The boutique pet store has a history of selling dogs bred in Midwestern puppy mills, the Humane Society said. According to court papers, the two-month-old pup’s medical bills already total more than $2,000, and her owner says she’ll need more surgery in the future
The action seeks money from Raising Rover for the dog’s escalating medical bills as well as an unspecified amount for pain and suffering, the New York Post reports. Ms Zakharova’s suit says the pet store failed to provide her with information about the dog’s breeder, or that it’s probable Umka came from a puppy mill. Ms Zakharova’s lawyer Susan Chana Lask told the New York Daily News that pets should be considered ‘living souls’ and not property.
‘Umka feels love and pain like any human being whose pain and suffering would be recognised in a court.’ New York State has a ‘Puppy Lemon Law’ which allows owners to return sickly or ailing dogs within a two-week period. Ms Zakharova bought Umka in February. However, Ms Lask said that the $1,650 puppy didn’t manifest its symptoms for several months. She says Umka will never be able to walk properly.
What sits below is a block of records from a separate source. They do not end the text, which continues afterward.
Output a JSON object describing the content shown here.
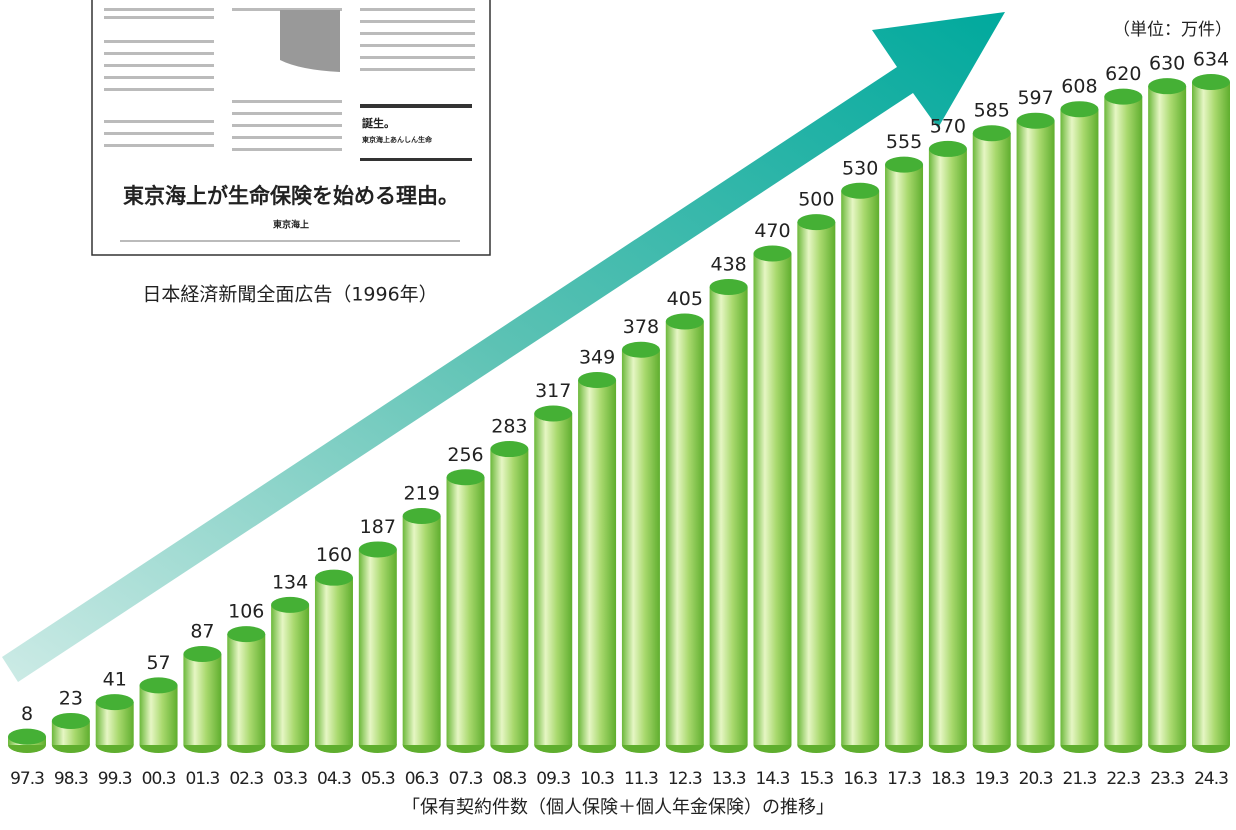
{
  "chart_data": {
    "type": "bar",
    "unit_label": "（単位：万件）",
    "caption": "「保有契約件数（個人保険＋個人年金保険）の推移」",
    "categories": [
      "97.3",
      "98.3",
      "99.3",
      "00.3",
      "01.3",
      "02.3",
      "03.3",
      "04.3",
      "05.3",
      "06.3",
      "07.3",
      "08.3",
      "09.3",
      "10.3",
      "11.3",
      "12.3",
      "13.3",
      "14.3",
      "15.3",
      "16.3",
      "17.3",
      "18.3",
      "19.3",
      "20.3",
      "21.3",
      "22.3",
      "23.3",
      "24.3"
    ],
    "values": [
      8,
      23,
      41,
      57,
      87,
      106,
      134,
      160,
      187,
      219,
      256,
      283,
      317,
      349,
      378,
      405,
      438,
      470,
      500,
      530,
      555,
      570,
      585,
      597,
      608,
      620,
      630,
      634
    ],
    "color": "#45b035"
  },
  "ad": {
    "caption": "日本経済新聞全面広告（1996年）",
    "headline": "東京海上が生命保険を始める理由。",
    "sponsor": "東京海上",
    "box_title": "誕生。",
    "box_sub": "東京海上あんしん生命"
  }
}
Raising Rover owner Ben Logan told the Daily News that the store is under new management and that he is careful about where he buys his puppies. ‘I know nothing about the sale. The prior owner has all the records,’ he said. Puppy mills are commercial kennels which breed large litters of puppies under questionable, often substandard conditions. Frequently, pets purchased from puppy mills suffer genetic diseases and are sickly because of the poor environments in which they are bred.